Example 1 Select Optimization



Select optimization strategy:

ChaosHunter offers two different techniques for selecting the terms that will appear in the formula that solves your problem.  It is suggested that you try both Evolution Strategies and Swarm Optimization to see which optimization works best for your particular problem.


Population size:  100 default

The larger the population size you choose, the greater the chance that effective models are found. Larger populations, however, require much more time to process, so that new populations are created much more slowly. Finding a good balance is important, and the  most effective population sizes we have found are from 100 to 500.  If you have a large data set (say over 20,000 rows) then smaller populations may be in order.
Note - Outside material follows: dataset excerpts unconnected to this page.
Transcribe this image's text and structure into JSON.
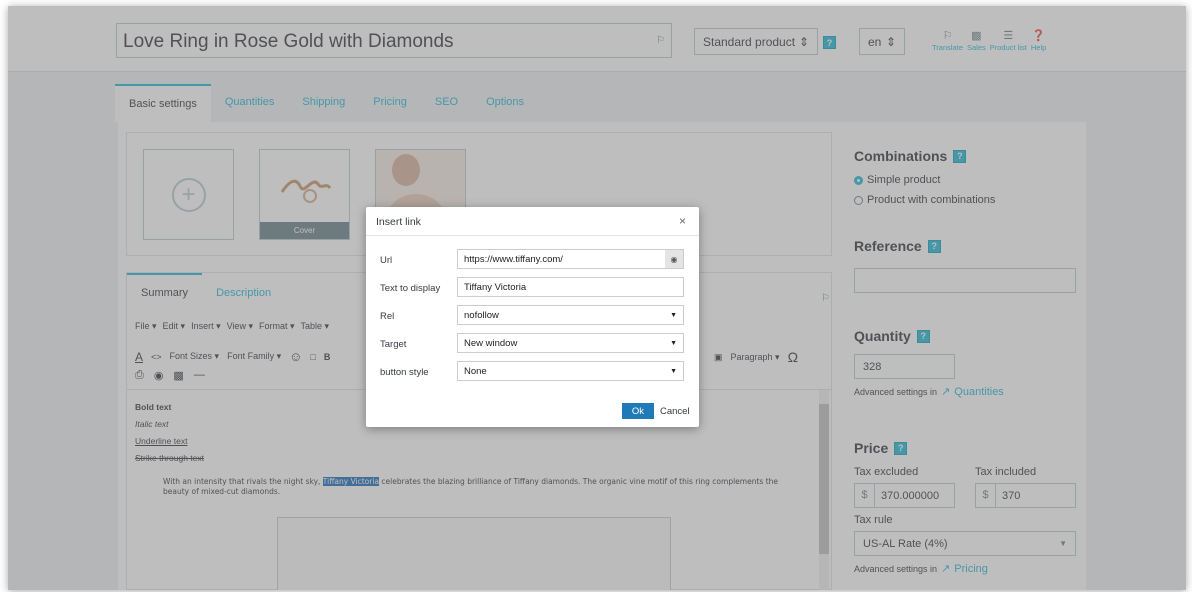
{
  "header": {
    "product_name": "Love Ring in Rose Gold with Diamonds",
    "product_type": "Standard product",
    "language": "en",
    "toolbar": [
      {
        "label": "Translate",
        "icon": "translate-icon"
      },
      {
        "label": "Sales",
        "icon": "sales-icon"
      },
      {
        "label": "Product list",
        "icon": "list-icon"
      },
      {
        "label": "Help",
        "icon": "help-icon"
      }
    ]
  },
  "tabs": [
    "Basic settings",
    "Quantities",
    "Shipping",
    "Pricing",
    "SEO",
    "Options"
  ],
  "images": {
    "cover_label": "Cover"
  },
  "editor": {
    "tabs": [
      "Summary",
      "Description"
    ],
    "menu": [
      "File ▾",
      "Edit ▾",
      "Insert ▾",
      "View ▾",
      "Format ▾",
      "Table ▾"
    ],
    "font_sizes": "Font Sizes ▾",
    "font_family": "Font Family ▾",
    "paragraph": "Paragraph ▾",
    "bold_text": "Bold text",
    "italic_text": "Italic text",
    "underline_text": "Underline text",
    "strike_text": "Strike through text",
    "body_before": "With an intensity that rivals the night sky, ",
    "body_highlight": "Tiffany Victoria",
    "body_after": " celebrates the blazing brilliance of Tiffany diamonds. The organic vine motif of this ring complements the beauty of mixed-cut diamonds."
  },
  "sidebar": {
    "combinations_title": "Combinations",
    "simple_product": "Simple product",
    "product_with_combinations": "Product with combinations",
    "reference_title": "Reference",
    "reference_value": "",
    "quantity_title": "Quantity",
    "quantity_value": "328",
    "advanced_settings_in": "Advanced settings in",
    "quantities_link": "Quantities",
    "price_title": "Price",
    "tax_excluded_label": "Tax excluded",
    "tax_included_label": "Tax included",
    "currency": "$",
    "price_excl": "370.000000",
    "price_incl": "370",
    "tax_rule_label": "Tax rule",
    "tax_rule_value": "US-AL Rate (4%)",
    "pricing_link": "Pricing"
  },
  "dialog": {
    "title": "Insert link",
    "close": "×",
    "url_label": "Url",
    "url_value": "https://www.tiffany.com/",
    "text_label": "Text to display",
    "text_value": "Tiffany Victoria",
    "rel_label": "Rel",
    "rel_value": "nofollow",
    "target_label": "Target",
    "target_value": "New window",
    "style_label": "button style",
    "style_value": "None",
    "ok": "Ok",
    "cancel": "Cancel"
  }
}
If you have a lot of time to run your models, you might try populations of 1000 or 2000.


Random number seed: 1 default

The random number choice allows you to select different random seeds. No random number seed has any more probability than any other of producing the best solution. Often if optimization doesn't produce good results, then stopping and restarting from the beginning with a new seed can be helpful.


Stopping Criteria

Stop after N generations without improvement:  1000 default


Stop after N generations:  1000 default


It will usually be better to continue optimizing until at least 200 generations have past without improvement. If you are very familiar with your problem, and you are running with slightly newer data, you might have observed that after some number of generations (N) seems to work well, in which case you might choose to stop after that number of generations. In our modeling, we prefer to select neither, and simply watch the progress, stopping the optimization manually when we feel that progress is no longer being made.


You should understand that finding an analytic model with traditional functions can take a great deal of time. In our work, optimizing for 2 to 6 hours is not uncommon, and even longer for difficult problems.
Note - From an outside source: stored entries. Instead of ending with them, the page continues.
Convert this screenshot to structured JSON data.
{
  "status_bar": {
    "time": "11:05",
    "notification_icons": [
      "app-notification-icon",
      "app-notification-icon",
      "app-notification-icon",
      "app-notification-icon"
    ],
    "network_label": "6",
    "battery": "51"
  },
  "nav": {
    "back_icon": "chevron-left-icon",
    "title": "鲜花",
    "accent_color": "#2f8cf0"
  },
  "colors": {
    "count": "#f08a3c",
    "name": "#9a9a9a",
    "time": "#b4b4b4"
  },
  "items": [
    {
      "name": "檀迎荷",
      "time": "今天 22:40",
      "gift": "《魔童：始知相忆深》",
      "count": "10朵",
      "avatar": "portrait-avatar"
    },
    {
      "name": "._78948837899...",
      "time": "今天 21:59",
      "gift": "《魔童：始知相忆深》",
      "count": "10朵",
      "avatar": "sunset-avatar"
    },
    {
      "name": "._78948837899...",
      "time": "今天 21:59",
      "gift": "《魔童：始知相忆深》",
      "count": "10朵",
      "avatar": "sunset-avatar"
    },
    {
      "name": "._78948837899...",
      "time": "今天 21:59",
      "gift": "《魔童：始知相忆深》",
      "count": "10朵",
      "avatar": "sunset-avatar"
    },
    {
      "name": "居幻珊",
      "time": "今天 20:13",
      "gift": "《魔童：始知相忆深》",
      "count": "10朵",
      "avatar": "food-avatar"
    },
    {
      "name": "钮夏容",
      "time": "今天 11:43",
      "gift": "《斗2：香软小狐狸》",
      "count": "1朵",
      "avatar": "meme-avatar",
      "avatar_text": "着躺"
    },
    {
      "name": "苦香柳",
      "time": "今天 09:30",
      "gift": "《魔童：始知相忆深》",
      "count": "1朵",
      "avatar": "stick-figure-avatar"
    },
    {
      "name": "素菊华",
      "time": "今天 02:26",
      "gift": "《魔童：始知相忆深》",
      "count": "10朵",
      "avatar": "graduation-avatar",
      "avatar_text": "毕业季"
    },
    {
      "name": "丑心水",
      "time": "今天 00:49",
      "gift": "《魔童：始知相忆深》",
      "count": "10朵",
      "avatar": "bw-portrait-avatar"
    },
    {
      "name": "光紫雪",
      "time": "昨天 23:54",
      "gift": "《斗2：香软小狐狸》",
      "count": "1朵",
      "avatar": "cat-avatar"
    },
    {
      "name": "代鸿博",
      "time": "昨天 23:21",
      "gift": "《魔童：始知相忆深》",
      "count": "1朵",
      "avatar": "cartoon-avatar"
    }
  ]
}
Select Optimization goal function:

There are five goal functions at the top for curve fitting, and two at the bottom for financial trading models. Click here for a technical description of these goals.


R-Squared is a good general purpose goal for all types of data where you are trying to fit curves. That is because in all cases your goal is to get close to 1.


The Mean Squared Error goal is useful when you want the closest fit you can get between actual and predicted values. It tends to work on shrinking the largest errors first. However, it is difficult to judge by looking at the mean squared errors whether the fit is good enough.


The Correlation goal is useful when you are not as much concerned about actual vs predicted as you are with whether the predictions generally move in the same direction as the actuals move.


Maximize % same sign is really a classification goal, useful for making models to classify data in one of two categories instead of curve fitting. It assumes that one category is characterized by zero or positive actual answers, and the other is characterized by negative ones.


Maximize number within tolerance is best used when your goal is to get all predictions somewhat close to the correct answer, rather getting some very close while others aren’t close enough. With this goal the optimizer stops working on results that are already within a tolerance, so that it can concentrate on those that are not within tolerance.


Buy/sell cutoff is for building trading models, where you are interested in making the most profitable trade timing models. The idea is to create a formula such that whenever  the formula is greater than some number x, a buy trade will take place on the next bar (row of data in the time series). Whenever the formula is less than or equal to some number y, a sell trade will take place on the next bar. The numbers x and y are found by the optimizer in the Threshold range you set. For example, if the threshold range is 5, x and y will both be greater than or equal to -5 and less than or equal to 5.


Use buy/sell true/false instead if your formula is supposed to produce true/false results (see the description of the XOR example for more details on true/false results).


Shares, commissions, and Smooth Equity Curve are discussed in the topic Building Trading Models.